High School Kids made a version of Turing’s $750 drug Daraprim at the cost of just $2

High School Kids made a version of Turing’s $750 drug Daraprim at the cost of just $2

Daraprim is one of the drugs on the World Health Organization list of Essential Medicines for treating toxoplasmosis. Toxoplasmosis is parasitic infection particularly dangerous to people with compromised immune systems (such as HIV patients), pregnant women, and the elderly.

Turing Pharmaceuticals, a US-based biotech company, has the U.S. rights to produce and distribute this life-saving drug solely. Prior to Turing’s acquisition of the said rights, the drug sold for $13.50. After the acquisition, Turing boosted its price by over 5,000% to $750. Driving it out of the reach of not just many Americans but millions of sick people around the world.

Martin Shkreli, a hedge-fund manager, turned pharmaceutical company CEO, played a leading role in Turing’s acquisition of the U.S. rights to producing Daraprim. And its subsequent price hike from $13.50 to $750; attracting widespread condemnation, with some media sources calling him “the most hated man in America.”

If a discovery made in November by high-school aged students from Sydney, Australia is anything to by, Shkreli and Turing days of making a big fortune out of people’s sickness is numbered.

The Sydney Grammar School students claim to have successfully synthesized the exact equivalent of the Daraprim drug but at 0.27% of the cost. The drug they have synthesized costs just $2 per dosage, compared to $750 charged by Turing Pharmaceuticals.

The students with the help of their chemistry teacher and a chemist from the University of Sydney worked together remotely via the website Open Source Malaria. A platform used by researchers in the fight against mosquito-borne diseases using readily available drugs. The drug they collaboratively came up with was tested using a technique called spectroscopy, and the results show the compound, pyrimethamine, is exactly like Turing’s Daraprim.
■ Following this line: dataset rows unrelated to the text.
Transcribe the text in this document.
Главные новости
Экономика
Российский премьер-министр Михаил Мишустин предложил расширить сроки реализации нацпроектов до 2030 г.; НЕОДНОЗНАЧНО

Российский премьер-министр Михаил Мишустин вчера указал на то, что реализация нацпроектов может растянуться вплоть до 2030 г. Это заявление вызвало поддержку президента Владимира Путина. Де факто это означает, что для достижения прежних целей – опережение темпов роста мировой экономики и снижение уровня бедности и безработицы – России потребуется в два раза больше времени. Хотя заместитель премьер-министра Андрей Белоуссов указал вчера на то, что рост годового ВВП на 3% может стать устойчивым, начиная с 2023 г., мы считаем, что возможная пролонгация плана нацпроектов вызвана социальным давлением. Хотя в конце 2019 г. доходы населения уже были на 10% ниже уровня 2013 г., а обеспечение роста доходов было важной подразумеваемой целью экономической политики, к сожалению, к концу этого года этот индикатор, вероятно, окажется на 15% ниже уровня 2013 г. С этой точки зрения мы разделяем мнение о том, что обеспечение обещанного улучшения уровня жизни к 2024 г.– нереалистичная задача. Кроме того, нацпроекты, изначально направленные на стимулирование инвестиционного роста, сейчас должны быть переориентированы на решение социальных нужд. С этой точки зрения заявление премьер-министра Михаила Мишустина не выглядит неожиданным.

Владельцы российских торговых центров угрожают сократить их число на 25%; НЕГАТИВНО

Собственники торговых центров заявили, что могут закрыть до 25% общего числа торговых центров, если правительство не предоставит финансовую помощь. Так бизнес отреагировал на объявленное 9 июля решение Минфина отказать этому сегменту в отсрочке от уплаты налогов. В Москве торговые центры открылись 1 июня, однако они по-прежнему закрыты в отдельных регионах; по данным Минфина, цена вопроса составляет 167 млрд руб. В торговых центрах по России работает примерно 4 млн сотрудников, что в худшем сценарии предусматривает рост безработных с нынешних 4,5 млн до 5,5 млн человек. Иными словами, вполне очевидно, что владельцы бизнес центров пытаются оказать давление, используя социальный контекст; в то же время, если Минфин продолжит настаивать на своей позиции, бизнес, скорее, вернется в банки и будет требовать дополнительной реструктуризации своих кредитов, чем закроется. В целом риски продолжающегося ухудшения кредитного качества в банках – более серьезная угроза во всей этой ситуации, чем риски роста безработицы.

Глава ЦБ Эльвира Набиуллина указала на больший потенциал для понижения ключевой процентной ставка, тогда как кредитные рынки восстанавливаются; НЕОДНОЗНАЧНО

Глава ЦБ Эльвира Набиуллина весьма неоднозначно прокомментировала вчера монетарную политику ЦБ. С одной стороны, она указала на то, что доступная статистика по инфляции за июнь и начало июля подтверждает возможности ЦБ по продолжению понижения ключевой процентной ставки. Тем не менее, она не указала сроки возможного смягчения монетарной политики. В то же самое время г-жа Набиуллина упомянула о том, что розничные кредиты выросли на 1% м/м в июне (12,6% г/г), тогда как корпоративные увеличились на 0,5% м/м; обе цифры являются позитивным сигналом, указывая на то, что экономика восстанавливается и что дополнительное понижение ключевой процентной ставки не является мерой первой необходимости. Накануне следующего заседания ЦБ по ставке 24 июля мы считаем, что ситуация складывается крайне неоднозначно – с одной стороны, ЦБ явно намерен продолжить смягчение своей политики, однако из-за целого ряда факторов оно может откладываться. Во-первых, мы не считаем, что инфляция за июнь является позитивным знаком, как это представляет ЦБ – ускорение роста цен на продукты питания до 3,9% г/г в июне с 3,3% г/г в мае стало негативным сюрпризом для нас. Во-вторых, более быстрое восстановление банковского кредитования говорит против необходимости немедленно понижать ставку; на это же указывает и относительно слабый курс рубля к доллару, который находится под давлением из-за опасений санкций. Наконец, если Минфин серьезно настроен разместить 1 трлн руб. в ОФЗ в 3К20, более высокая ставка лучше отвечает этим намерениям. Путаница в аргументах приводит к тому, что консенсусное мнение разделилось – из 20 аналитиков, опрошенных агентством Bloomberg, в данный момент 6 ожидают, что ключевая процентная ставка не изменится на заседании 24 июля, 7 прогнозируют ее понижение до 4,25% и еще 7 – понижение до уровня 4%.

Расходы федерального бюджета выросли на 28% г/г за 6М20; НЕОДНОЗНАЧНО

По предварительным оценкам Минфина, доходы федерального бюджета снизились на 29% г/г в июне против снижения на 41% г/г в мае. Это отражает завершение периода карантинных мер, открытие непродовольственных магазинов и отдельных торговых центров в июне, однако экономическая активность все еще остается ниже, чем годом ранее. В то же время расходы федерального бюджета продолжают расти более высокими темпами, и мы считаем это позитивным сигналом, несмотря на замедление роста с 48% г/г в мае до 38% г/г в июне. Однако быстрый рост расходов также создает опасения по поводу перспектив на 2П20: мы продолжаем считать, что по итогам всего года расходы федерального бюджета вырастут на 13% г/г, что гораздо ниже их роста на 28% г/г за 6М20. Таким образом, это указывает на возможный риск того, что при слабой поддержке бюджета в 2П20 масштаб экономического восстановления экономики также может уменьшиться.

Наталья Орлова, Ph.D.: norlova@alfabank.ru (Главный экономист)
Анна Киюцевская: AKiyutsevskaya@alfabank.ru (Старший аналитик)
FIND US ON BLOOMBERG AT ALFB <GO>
According to their chemistry teacher, these students started with $37 worth of (4-chlorophenyly) acetonitrile, and with it made 3.7 grams of pyrimethamine. The technique they used in making the drug is different from Turing’s patented technique; a deliberate move to avoid any copyright infringements.

However, if indeed these students have the exact replica of Shkreli and company’s Daraprim. Then they journey and fight to the wide scale productions has just begun. There are numerous regulatory, production, and market forces they must overcome; some of which, Martin Shkreli has started throwing their way.

You would think Shkreli, working for a big-time pharmaceutical company researching on curing some of the world’s deadliest diseases would be thrilled with these kids discovery. Apparently, these Australian kids development means bad business for them, and it would appear further research outside their organization should be ridiculed and discouraged.